To clarify you want python to convert it to insert into MySQL?
the other way, im pulling data from mysql
the user input currently is set to match mysql syntax. but that's not really intuitive for the user
Ty @hollow sentinel
since it is yyyy-mm-dd hh:mm:ss
im trying to get it to mm-dd-yyyy hh:mm (user time zone)
all users will be est
To convert it into EST, that will require manual computation. Or maybe there's a library.
theres def a lib somewhere
But datetime should be able to do what you're looking for.

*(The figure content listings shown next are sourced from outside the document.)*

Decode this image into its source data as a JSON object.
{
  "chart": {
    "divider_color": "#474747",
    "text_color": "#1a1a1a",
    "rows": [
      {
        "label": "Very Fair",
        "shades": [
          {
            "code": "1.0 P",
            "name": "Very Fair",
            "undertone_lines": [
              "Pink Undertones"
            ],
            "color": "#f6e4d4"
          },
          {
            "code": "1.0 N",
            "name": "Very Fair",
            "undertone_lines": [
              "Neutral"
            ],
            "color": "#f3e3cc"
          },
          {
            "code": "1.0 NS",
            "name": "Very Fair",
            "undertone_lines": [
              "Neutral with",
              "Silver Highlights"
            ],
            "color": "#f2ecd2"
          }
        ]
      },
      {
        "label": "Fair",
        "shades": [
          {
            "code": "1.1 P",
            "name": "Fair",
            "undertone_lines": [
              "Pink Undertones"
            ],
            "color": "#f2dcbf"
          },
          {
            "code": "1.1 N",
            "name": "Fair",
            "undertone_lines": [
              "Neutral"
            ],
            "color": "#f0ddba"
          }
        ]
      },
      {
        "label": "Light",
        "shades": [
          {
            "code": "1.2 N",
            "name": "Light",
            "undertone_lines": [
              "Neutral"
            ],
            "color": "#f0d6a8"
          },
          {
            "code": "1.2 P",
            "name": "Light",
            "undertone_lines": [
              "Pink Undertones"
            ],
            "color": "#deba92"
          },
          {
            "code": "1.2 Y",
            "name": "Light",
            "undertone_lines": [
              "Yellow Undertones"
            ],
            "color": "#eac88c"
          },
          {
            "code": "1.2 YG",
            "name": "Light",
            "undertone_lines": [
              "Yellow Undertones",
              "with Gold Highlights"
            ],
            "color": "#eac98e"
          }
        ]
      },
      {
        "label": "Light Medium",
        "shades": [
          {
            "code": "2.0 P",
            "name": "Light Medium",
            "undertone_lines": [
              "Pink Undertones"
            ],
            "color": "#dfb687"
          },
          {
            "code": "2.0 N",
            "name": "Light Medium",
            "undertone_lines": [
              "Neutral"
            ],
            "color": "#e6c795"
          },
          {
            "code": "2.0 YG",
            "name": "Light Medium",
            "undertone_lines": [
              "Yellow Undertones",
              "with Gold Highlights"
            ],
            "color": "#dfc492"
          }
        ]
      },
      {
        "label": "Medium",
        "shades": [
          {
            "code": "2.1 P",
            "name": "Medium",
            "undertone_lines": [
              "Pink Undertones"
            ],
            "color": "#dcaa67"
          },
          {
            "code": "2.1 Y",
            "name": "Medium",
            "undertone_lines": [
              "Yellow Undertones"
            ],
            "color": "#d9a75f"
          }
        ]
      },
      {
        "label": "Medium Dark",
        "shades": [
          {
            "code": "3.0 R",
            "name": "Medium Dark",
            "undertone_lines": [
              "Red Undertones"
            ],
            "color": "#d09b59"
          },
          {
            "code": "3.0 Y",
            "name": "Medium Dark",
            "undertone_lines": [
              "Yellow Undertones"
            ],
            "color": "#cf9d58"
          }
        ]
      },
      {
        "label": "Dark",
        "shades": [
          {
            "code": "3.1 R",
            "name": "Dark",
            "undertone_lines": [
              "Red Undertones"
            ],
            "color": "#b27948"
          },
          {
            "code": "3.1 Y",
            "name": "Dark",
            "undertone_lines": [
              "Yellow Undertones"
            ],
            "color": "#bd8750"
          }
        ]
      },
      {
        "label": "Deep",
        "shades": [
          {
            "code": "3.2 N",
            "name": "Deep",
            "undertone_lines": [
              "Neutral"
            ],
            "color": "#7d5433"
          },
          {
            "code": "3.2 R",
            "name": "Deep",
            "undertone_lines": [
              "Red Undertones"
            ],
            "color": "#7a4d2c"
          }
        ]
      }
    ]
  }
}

Along with converting it to EST.
thx
I'm optimizing a TensorFlow project I found online and so far I've improved it's speed by over 600% but I'm not sure where to stop. Is 0.5 seconds to identify a couple letters in a small picture considered slow for CNNS?
Yup
It was written by someone who didn't even know list comprehension ๐ but somehow made an impressive cnn
basically one line optimized for loops
yeah i just googled it
Hard to say if it's good or not.
Because the tf project could be badly written and you've just optimized it. In regards to 0.5 seconds to identify couple letters, I don't know if there's a benchmark for recognition latency, but it would be useful if there's some kind of baseline for comparison.
Maybe even to the project's constraint.
Because let's say you need the identification to be less than 0.1 seconds. Then 0.5 seconds relatively, to human or even the original project is pretty quick, but then to the results you're trying to achieve, it's still not feasible.
On the other hand, I will give you kudos for optimizing projects. Great work.
Hm I see what you're saying
With the end goal of using it with async the 0.1 would of course be perfect but in the short time I posted that question I printed some durations of different functions, and alas it's the run method which takes the complete bulk of the duration
Hi I was wondering if someone could help me out with the regex library.
new_seo = pd.read_csv(path + r".*us-" + str(date) + r".*")
the string should be grabbing something like the below:
organic.Positions-us-20201026-2020-10-27T18_26_04Z.csv
When I run the code, I keep getting the file is not found
I think it might be because it's reading path + .*....
in python, r'string' is raw string.
It's often used in regex to not have to escape characters.
I think you might be thinking of glob.
You can make it into a Path object and then use Path.glob(f'*us-{str(date)}*'), maybe something like that.
ok thanks i'll read into the glob library
tell me how it goes, I want to get into tensorflow soon I hope
@drifting hemlock no problem
I'm just going for a general understanding of machine learning by doing the udemy course
I'll come back and do personal projects later
Which course? I kinda want to start with https://www.fast.ai
if you want a general overview of machine learning Python for Data Science and Machine Learning Bootcamp by Jose Portilla is pretty good
it's on Udemy
also Andrew Ng on coursera I've heard a lot of good things about
there's also mini Kaggle courses you can take
I've been meaning to take this for a while https://www.udemy.com/course/deep-learning-tensorflow-2, I've heard good things about it
maybe i'll look at it after I finish the Ng course
so how come when i do this, a shows up as a tensor with a value of 0.85, but when i do a.item() it returns 0.8500000238418579
there should be no like hidden super tiny decimals because the function error() just returns the differences between each value in x and y
i'm just testing it in the repl
and idk why its not exactly 0.85
whats data science?
statistics machine learning basically just analyzing data or something i dont know i aint good at it
I need some help on building ML pipeline
I figured it out it was just the precision, when i used double precision it worked
Interesting.
I was trying to follow along and trying to replicate it in tf. I wonder if it's just a thing in pt.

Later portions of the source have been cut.